Competition: US & Canada
Kathleen Gerson is Professor of Sociology and Collegiate Professor of Arts and Science at New York University, incoming vice president of the American Sociological Association, and immediate past co-president of Sociologists for Women and Society. Her work focuses on the revolutions in gender, work, and family life that began in the last half of the 20th century and continue to unfold in the United States and globally. By combining the deep understandings afforded by in-depth, life history interviewing with careful, systematic sampling, her research seeks to understand how large-scale social change takes place and how it prompts individuals to develop new ways of living that then reshape the larger contours of society and politics.
Kathleen is especially interested in understanding how women and men fashion commitments to the intertwined worlds of paid work and family life as they move through the life course.

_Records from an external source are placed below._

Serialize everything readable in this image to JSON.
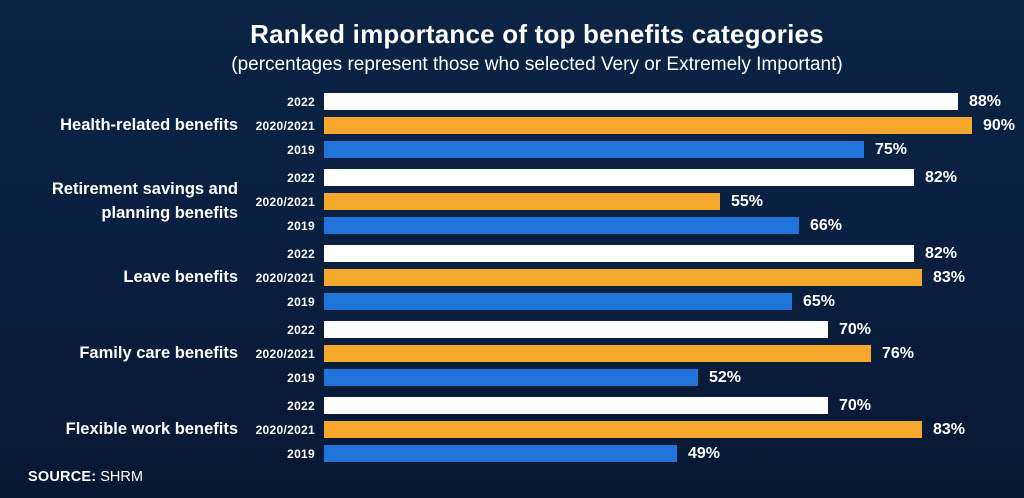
{
  "page": {
    "title": "Ranked importance of top benefits categories",
    "subtitle": "(percentages represent those who selected Very or Extremely Important)",
    "source_label": "SOURCE:",
    "source_value": "SHRM"
  },
  "colors": {
    "background_top": "#0b2444",
    "background_bottom": "#071834",
    "text": "#ffffff",
    "series_2022": "#ffffff",
    "series_2020_2021": "#f6a82c",
    "series_2019": "#2073d8"
  },
  "chart_data": {
    "type": "bar",
    "orientation": "horizontal",
    "title": "Ranked importance of top benefits categories",
    "subtitle": "(percentages represent those who selected Very or Extremely Important)",
    "unit": "%",
    "value_range": [
      0,
      100
    ],
    "grid": false,
    "legend_position": "none (each bar labeled by year)",
    "categories": [
      "Health-related benefits",
      "Retirement savings and planning benefits",
      "Leave benefits",
      "Family care benefits",
      "Flexible work benefits"
    ],
    "series": [
      {
        "name": "2022",
        "color": "#ffffff",
        "values": [
          88,
          82,
          82,
          70,
          70
        ]
      },
      {
        "name": "2020/2021",
        "color": "#f6a82c",
        "values": [
          90,
          55,
          83,
          76,
          83
        ]
      },
      {
        "name": "2019",
        "color": "#2073d8",
        "values": [
          75,
          66,
          65,
          52,
          49
        ]
      }
    ],
    "source": "SHRM"
  }
}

Exploring how people understand, break down, and seek to resolve the dilemmas arising from the conflicts between work and family structures, she has explored these questions in a series of path-breaking books. Beginning with Hard Choices (1985), she examined how young women from diverse social backgrounds traveled unexpected paths as they sought to resolve the tensions between building a family and creating a base in the workplace. In No Man’s Land (1993), she next looked at how men’s lives are transformed by the gender revolution, which has given them more freedom to avoid family responsibilities but has also created increased expectations to be involved fathers and partners.
In a her third installment of what has been called a “classic trilogy,” Kathleen turned her attention to the “children of the gender revolution,” who grew up in changing families and now face intensifying pressures to integrate work and family life while lacking the social supports to do so. Her award winning book, The Unfinished Revolution (2011), shows how young people react when their egalitarian ideals clash with intransigent institutional structures that make these ideals difficult to achieve and often out of reach.
Kathleen has also co-authored The Time Divide (2004, with Jerry A. Jacobs) , which draws on census, survey, and cross-national data to explain how and why working time has become a new form of social inequality that is dividing Americans in a variety of ways. With Sarah Damaske, she is completing a book on the theory and practice of in-depth interviewing.
During her fellowship year, Kathleen will draw on extensive interviews with a broad cross-section of adults in Silicon Valley and the New York area to write a book on how the precarious conditions of “the new economy” are reshaping patterns of work and care. The book will chart the emergence of new strategies in response to rising financial uncertainty and fragile intimate relationships and will explore the implications for gender and class inequality.
Kathleen has held visiting positions at the Russell Sage Foundation and the Stanford Center for Advanced Study in the Behavioral Sciences and has received the American Sociological Association Jessie Bernard Award, for distinguished contributions to understanding women and gender in society, and the Rosabeth Kanter Award, for excellence in work-family research. She grew up in Montgomery, Alabama and the San Francisco Bay Area, where she attended Stanford and U.C. Berkeley. She has lived with her family in Brooklyn for many years.